L’organisation écologiste WWF-France n’hésite pas à comparer la pollution du Rhône aux PCB à un «nouveau Tchernobyl» pour alerter les pouvoirs publics. Pernicieux et invisible, ce polluant d’origine industrielle, plus connu sous le nom de pyralène, a été détecté dès 2005 en amont de Lyon.

Aujourd’hui, il est interdit de consommer les poissons du Rhône pêchés depuis l’Ain jusqu’à l’embouchure de la Méditerranée. Selon nos sources, une information judiciaire a été ouverte par le parquet de Lyon en avril après la multiplication de plaintes contre X pour pollution déposées par les collectivités et les associations de l’agglomération lyonnaise. Depuis, la section de recherches de la gendarmerie est chargée d’instruire ce dossier épineux. «L’intérêt est surtout d’éclaircir le débat», souligne un magistrat.

Si beaucoup reconnaissent que la désignation d’un coupable sera difficile -les origines de la pollution étant multiples- ces procédures auront permis d’interpeller l’Etat, resté longtemps silencieux. Mais WWF, qui s’est saisi du dossier fin août, ne veut pas se contenter d’une cartographie de la pollution promise en août par la secrétaire d’Etat UMP à l’Ecologie, Nathalie Kosciusko-Morizet. «On ne mesure pas toutes les conséquences des PCB sur la santé», Cyril Deshayes, responsable du programme Eaux douces au WWF-France.


Pollution du Rhône aux PCB
envoyé par WWF_France

Par endroits, la pollution remonte à plus de vingt ans. Une usine de traitement des PCB, Trédi, basée à Saint-Vulbas (Ain), a par exemple rejeté dans les années 1980 d’importantes quantités de pyralène avec l’autorisation de la préfecture. «Qu’en est-il des familles qui habitent à cet endroit? Et des populations asiatiques, friandes des poissons du Rhône? Il est urgent d’entamer des études épidémiologiques», poursuit-il. Depuis quelques jours, l’association diffuse sur son blog des interviews, «pour soulever les questions trop longtemps étouffées».

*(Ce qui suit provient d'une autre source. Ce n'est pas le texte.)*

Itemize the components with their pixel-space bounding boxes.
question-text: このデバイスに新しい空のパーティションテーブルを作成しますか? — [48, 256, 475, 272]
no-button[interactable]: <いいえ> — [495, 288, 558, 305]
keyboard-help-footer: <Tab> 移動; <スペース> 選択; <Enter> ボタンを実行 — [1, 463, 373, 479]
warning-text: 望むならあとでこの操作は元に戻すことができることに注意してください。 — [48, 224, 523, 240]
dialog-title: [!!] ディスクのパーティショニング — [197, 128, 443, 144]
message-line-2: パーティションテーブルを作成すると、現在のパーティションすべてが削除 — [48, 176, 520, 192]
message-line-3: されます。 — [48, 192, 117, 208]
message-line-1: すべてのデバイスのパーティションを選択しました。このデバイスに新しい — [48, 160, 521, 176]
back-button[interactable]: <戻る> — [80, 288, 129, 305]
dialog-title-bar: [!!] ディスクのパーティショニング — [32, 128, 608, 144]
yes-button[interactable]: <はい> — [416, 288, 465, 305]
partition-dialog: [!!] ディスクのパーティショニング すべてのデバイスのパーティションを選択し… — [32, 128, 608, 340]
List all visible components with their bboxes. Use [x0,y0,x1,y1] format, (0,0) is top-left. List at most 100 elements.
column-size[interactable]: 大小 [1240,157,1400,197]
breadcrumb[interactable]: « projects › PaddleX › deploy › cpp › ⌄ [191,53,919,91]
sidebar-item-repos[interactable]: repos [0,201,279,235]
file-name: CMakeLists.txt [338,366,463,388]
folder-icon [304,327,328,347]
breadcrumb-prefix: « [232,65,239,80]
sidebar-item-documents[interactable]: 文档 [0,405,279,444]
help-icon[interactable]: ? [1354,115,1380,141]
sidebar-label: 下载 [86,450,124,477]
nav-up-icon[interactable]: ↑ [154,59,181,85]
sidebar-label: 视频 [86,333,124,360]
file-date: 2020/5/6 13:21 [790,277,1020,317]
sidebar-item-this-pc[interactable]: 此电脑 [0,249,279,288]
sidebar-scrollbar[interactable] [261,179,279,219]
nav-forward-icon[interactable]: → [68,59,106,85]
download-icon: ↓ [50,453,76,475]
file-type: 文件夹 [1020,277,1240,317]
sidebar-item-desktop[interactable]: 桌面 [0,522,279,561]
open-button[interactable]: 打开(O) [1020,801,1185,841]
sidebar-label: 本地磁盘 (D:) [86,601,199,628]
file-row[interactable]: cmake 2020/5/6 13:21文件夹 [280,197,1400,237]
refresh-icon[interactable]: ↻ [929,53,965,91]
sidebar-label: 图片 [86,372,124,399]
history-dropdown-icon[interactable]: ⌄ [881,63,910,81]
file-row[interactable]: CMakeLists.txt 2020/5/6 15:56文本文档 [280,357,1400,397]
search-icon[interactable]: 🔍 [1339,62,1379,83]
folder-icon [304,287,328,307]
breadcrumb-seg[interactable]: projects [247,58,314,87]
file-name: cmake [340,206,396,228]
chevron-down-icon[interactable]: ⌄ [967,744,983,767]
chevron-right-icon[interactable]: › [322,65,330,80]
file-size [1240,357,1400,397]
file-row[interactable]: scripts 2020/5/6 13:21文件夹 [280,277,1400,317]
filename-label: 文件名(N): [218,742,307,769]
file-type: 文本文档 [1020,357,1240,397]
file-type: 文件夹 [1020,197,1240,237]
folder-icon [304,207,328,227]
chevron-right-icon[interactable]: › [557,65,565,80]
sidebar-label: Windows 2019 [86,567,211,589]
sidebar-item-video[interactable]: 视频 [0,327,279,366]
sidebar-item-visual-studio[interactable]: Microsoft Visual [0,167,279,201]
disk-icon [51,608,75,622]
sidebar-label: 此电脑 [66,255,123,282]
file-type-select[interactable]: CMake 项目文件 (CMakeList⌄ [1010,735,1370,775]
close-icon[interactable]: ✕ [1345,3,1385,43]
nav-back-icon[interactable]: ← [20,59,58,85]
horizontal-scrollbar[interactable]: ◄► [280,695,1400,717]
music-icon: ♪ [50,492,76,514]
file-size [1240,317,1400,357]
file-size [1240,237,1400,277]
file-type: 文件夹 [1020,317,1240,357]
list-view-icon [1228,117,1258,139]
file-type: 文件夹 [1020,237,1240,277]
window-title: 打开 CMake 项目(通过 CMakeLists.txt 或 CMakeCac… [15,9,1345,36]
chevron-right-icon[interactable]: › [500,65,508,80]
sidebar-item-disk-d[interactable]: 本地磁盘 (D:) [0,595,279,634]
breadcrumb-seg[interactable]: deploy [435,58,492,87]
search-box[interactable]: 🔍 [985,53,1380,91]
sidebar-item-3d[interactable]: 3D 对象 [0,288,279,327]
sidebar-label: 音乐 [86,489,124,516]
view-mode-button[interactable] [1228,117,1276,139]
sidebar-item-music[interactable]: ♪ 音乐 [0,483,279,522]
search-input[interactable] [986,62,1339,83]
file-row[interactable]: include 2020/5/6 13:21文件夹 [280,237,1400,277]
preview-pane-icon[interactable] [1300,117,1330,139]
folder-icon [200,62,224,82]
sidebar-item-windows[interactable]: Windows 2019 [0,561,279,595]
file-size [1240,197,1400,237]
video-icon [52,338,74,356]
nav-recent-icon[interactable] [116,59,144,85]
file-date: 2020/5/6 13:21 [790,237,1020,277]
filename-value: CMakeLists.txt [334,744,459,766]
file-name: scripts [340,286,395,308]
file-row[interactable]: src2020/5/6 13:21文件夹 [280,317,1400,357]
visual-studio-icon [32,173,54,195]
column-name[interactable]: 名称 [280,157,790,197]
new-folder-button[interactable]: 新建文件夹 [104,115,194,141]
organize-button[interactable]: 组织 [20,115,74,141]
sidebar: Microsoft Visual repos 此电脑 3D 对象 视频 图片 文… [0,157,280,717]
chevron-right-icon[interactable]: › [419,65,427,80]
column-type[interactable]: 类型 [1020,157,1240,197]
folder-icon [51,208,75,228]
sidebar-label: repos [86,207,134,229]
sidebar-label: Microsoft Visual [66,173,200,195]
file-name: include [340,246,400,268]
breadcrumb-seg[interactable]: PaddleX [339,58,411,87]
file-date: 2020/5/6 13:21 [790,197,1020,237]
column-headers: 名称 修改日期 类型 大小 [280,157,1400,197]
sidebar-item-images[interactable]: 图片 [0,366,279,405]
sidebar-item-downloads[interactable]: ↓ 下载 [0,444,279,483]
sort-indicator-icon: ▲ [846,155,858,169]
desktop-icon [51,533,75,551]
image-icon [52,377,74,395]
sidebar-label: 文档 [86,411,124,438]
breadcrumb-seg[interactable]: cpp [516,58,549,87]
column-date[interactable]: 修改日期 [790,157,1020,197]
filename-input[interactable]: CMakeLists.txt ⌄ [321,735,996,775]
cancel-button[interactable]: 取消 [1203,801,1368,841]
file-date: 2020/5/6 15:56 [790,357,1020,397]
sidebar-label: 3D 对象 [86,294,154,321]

Parmi les témoignages, celui de l’unique pêcheur professionnel de Lyon, qui a cessé son activité depuis deux ans. Cédric Giroud semble amer. Il ne comprend pas pourquoi il a fallu autant de temps pour que les autorités commencent à s’emparer du sujet.
fertilité Les PCB ou polychlorobiphényles, interdits à la vente depuis 1987, peuvent être cancérogènes pour l’homme et ont une série d’effets néfastes chez l’animal, notamment sur la fertilité.